Permasalahan yang dihadapi tidak jauh dari permasalahan-permasalahan yang menghambat disusunnya
dokumen perencanaan yang menjadi acuan dalam pelaksanaan pembangunan. Dokumen perencanaan yang
NURHAINI ZULVANA
15/381971/EK/20552

lemah akan menyebabkan pembangunan menjadi tidak terarah dan pada akhirnya tujuan pembangunan tidak
dapat tercapai. Permasalahan dikategorikan menjadi 2, yakni permasalahan teknis dan non-teknis.
Permasalahan teknis dapat berupa lemahnya konsistensi antara visi, misi, tujuan, sasaran, strategi, kebijakan,
program, dan kegiatan, serta tidak jelasnya indikator sasaran untuk masing-masing program dan kegiatan.
Sedangkan permasalahan non-teknis yakni lemahnya komitmen pemerintah daerah dalam perencanaan
pembangunan, keterbatasan data dari masing-masing satuan kerja perangkat daerah (SKPD), serta lemahnya
kapasitas sumber daya perencana di daerah. Masalah sinergitas perencanaan pembangunan perlu mendapatkan
perhatian khusus dan menjadi perhatian Kementerian PPN/Bappenas. Menuut Kementerian PPN/Bappenas,
permasalahan sinergitas perencanaan pembangunan dan penganggaran disebabkan oleh berbagai hal sebagai
berikut:

1. Legal Structure
Tata cara pelaksanaan perencanaan pembangunan dan penganggaran belum menjadi satu kesatuan
yang sistemik serta diatur dalam banyak peraturan yang terpisah bahkan bertentangan, tidak ada uatan
sanksi administrative bagi pihak yang tidak mengikuti sistem, tidak ada peraturan yang lebih tinggi
diatas undang-undang yang dapat menjadi perekat perencanaan pembangunan dan penganggaran,
kelembagaan penyusunan perencanaan dan penganggaran terpisah.
2. Legal Substance
Substansi perencanaan pembangunan dan penganggaran belum tajam mengarah pada upaya mencapai
tujuan pembangunan, program dalam RPJMD dapat berbeda dengan RPJMN, pelaporan (dan evaluasi)
masih bersifat parsial dan belum dijadikan sebagai bahan penyusunan rencana, muncul dokumen
perencanaan yang dianggap sebagai dokumen tandingan, perencanaan pembangunan jangka panjang
tidak mengakomodasi adanya perubahan, periodisasi pemilihan kepala daerah di setiap daerah berbeda
sehingga periodesasi RPJMD antar daerah menjadi tidak bersamaan.
3. Legal Culture
Terdapatnya ego kelembagaan dan lemahnya koordinasi internal lembaga pemerintah, kepentingan
politik DPR/DPRD, masih rendahnya SDM perencana baik di tingkat pusat maupun daerah.

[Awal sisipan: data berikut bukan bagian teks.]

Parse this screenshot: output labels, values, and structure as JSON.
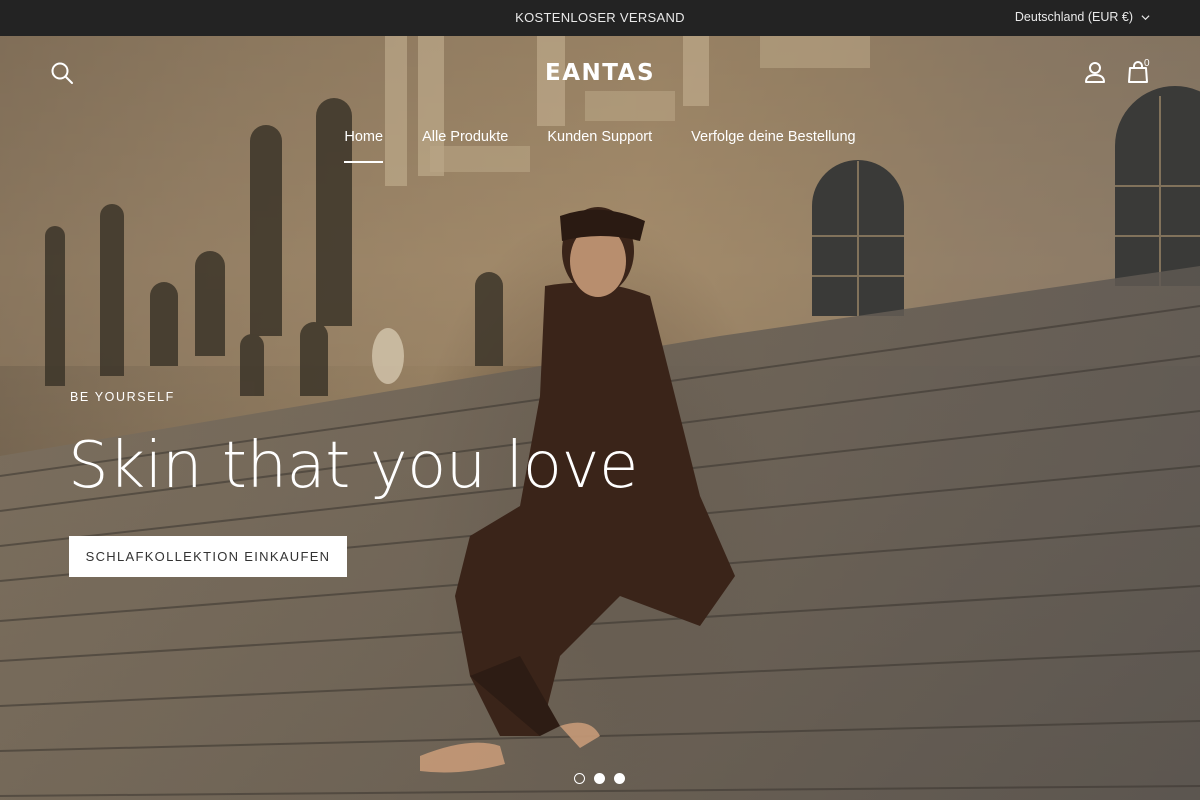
{
  "topbar": {
    "announcement": "KOSTENLOSER VERSAND",
    "locale": "Deutschland (EUR €)"
  },
  "header": {
    "logo": "EANTAS",
    "cart_count": "0"
  },
  "nav": {
    "items": [
      {
        "label": "Home",
        "active": true
      },
      {
        "label": "Alle Produkte",
        "active": false
      },
      {
        "label": "Kunden Support",
        "active": false
      },
      {
        "label": "Verfolge deine Bestellung",
        "active": false
      }
    ]
  },
  "hero": {
    "eyebrow": "BE YOURSELF",
    "headline": "Skin that you love",
    "cta": "SCHLAFKOLLEKTION EINKAUFEN",
    "slides": 3,
    "active_slide": 1
  },
  "icons": {
    "search": "search-icon",
    "account": "user-icon",
    "cart": "shopping-bag-icon",
    "locale_caret": "chevron-down-icon"
  }
}
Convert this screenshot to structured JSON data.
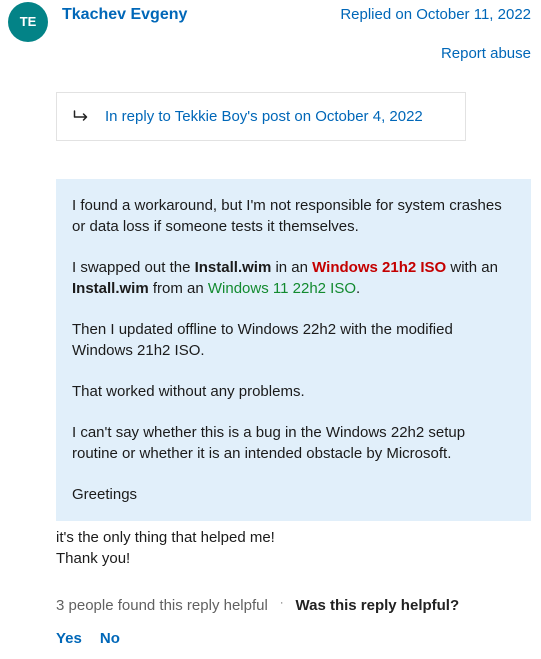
{
  "author": {
    "initials": "TE",
    "name": "Tkachev Evgeny"
  },
  "meta": {
    "replied_on": "Replied on October 11, 2022",
    "report_abuse": "Report abuse"
  },
  "reply_ref": {
    "text": "In reply to Tekkie Boy's post on October 4, 2022"
  },
  "quote": {
    "p1": "I found a workaround, but I'm not responsible for system crashes or data loss if someone tests it themselves.",
    "p2_a": "I swapped out the ",
    "p2_b": "Install.wim",
    "p2_c": " in an ",
    "p2_d": "Windows 21h2 ISO",
    "p2_e": " with an ",
    "p2_f": "Install.wim",
    "p2_g": " from an ",
    "p2_h": "Windows 11 22h2 ISO",
    "p2_i": ".",
    "p3": "Then I updated offline to Windows 22h2 with the modified Windows 21h2 ISO.",
    "p4": "That worked without any problems.",
    "p5": "I can't say whether this is a bug in the Windows 22h2 setup routine or whether it is an intended obstacle by Microsoft.",
    "p6": "Greetings"
  },
  "own": {
    "line1": "it's the only thing that helped me!",
    "line2": "Thank you!"
  },
  "footer": {
    "helpful_count": "3 people found this reply helpful",
    "helpful_question": "Was this reply helpful?",
    "yes": "Yes",
    "no": "No"
  }
}
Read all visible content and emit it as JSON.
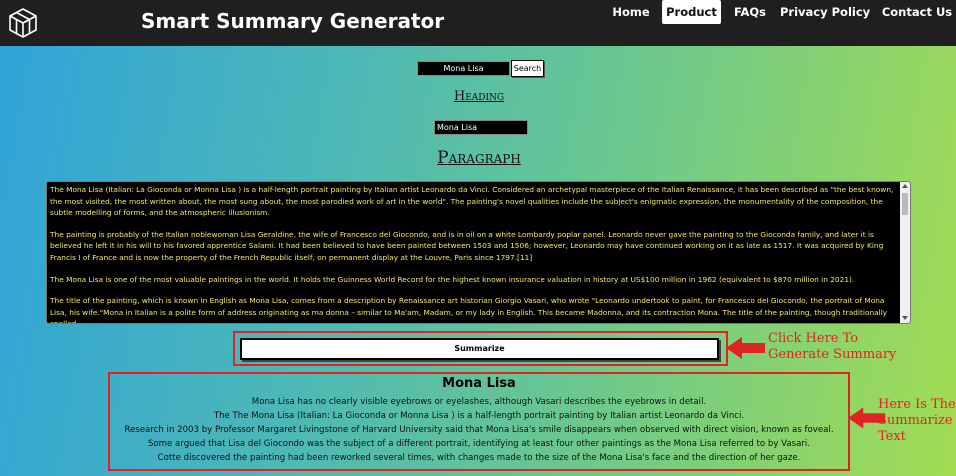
{
  "nav": {
    "logo_icon": "cube-logo-icon",
    "brand": "Smart Summary Generator",
    "links": [
      {
        "label": "Home",
        "active": false
      },
      {
        "label": "Product",
        "active": true
      },
      {
        "label": "FAQs",
        "active": false
      },
      {
        "label": "Privacy Policy",
        "active": false
      },
      {
        "label": "Contact Us",
        "active": false
      }
    ]
  },
  "search": {
    "value": "Mona Lisa",
    "button_label": "Search"
  },
  "heading": {
    "label": "Heading",
    "value": "Mona Lisa"
  },
  "paragraph": {
    "label": "Paragraph",
    "text": [
      "The Mona Lisa (Italian: La Gioconda or Monna Lisa ) is a half-length portrait painting by Italian artist Leonardo da Vinci. Considered an archetypal masterpiece of the Italian Renaissance, it has been described as \"the best known, the most visited, the most written about, the most sung about, the most parodied work of art in the world\". The painting's novel qualities include the subject's enigmatic expression, the monumentality of the composition, the subtle modelling of forms, and the atmospheric illusionism.",
      "The painting is probably of the Italian noblewoman Lisa Geraldine, the wife of Francesco del Giocondo, and is in oil on a white Lombardy poplar panel. Leonardo never gave the painting to the Gioconda family, and later it is believed he left it in his will to his favored apprentice Salami. It had been believed to have been painted between 1503 and 1506; however, Leonardo may have continued working on it as late as 1517. It was acquired by King Francis I of France and is now the property of the French Republic itself, on permanent display at the Louvre, Paris since 1797.[11]",
      "The Mona Lisa is one of the most valuable paintings in the world. It holds the Guinness World Record for the highest known insurance valuation in history at US$100 million in 1962 (equivalent to $870 million in 2021).",
      "The title of the painting, which is known in English as Mona Lisa, comes from a description by Renaissance art historian Giorgio Vasari, who wrote \"Leonardo undertook to paint, for Francesco del Giocondo, the portrait of Mona Lisa, his wife.\"Mona in Italian is a polite form of address originating as ma donna – similar to Ma'am, Madam, or my lady in English. This became Madonna, and its contraction Mona. The title of the painting, though traditionally spelled"
    ]
  },
  "summarize_button": "Summarize",
  "annotations": {
    "button_note_line1": "Click Here To",
    "button_note_line2": "Generate Summary",
    "summary_note_line1": "Here Is The",
    "summary_note_line2": "Summarize",
    "summary_note_line3": "Text",
    "color": "#e02424"
  },
  "summary": {
    "title": "Mona Lisa",
    "lines": [
      "Mona Lisa has no clearly visible eyebrows or eyelashes, although Vasari describes the eyebrows in detail.",
      "The The Mona Lisa (Italian: La Gioconda or Monna Lisa ) is a half-length portrait painting by Italian artist Leonardo da Vinci.",
      "Research in 2003 by Professor Margaret Livingstone of Harvard University said that Mona Lisa's smile disappears when observed with direct vision, known as foveal.",
      "Some argued that Lisa del Giocondo was the subject of a different portrait, identifying at least four other paintings as the Mona Lisa referred to by Vasari.",
      "Cotte discovered the painting had been reworked several times, with changes made to the size of the Mona Lisa's face and the direction of her gaze."
    ]
  }
}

Perencanaan pembangunan nasional disusun berdasarkan kerangka jangka panjang, menengah, dan tahunan
serta telah diatur secara teknis melalui Undang-undang 25/2004 tentang Sistem Perencanaan Pembangunan
Nasional serta beberapa peraturan turunan lainnya di antaranya Peraturan Pemerintah 20/2004 tentang
Rencana Kerja Pemerintah. Peraturan Pemerintah 8/2008 tentang Tahapan, Tata Cara Penyusunan,
Pengendalian dan Evaluasi Pelaksanaan Rencana Pembangunan Daerah, dan Peraturan Menteri Dalam Negeri
54/2010 tentang Pelaksanaan Peraturan Pemerintah 8/2008 tentang Tahapan, Tata Cara Penyusunan,
Pengendalian dan Evaluasi Pelaksanaan Rencana Pembangunan Daerah.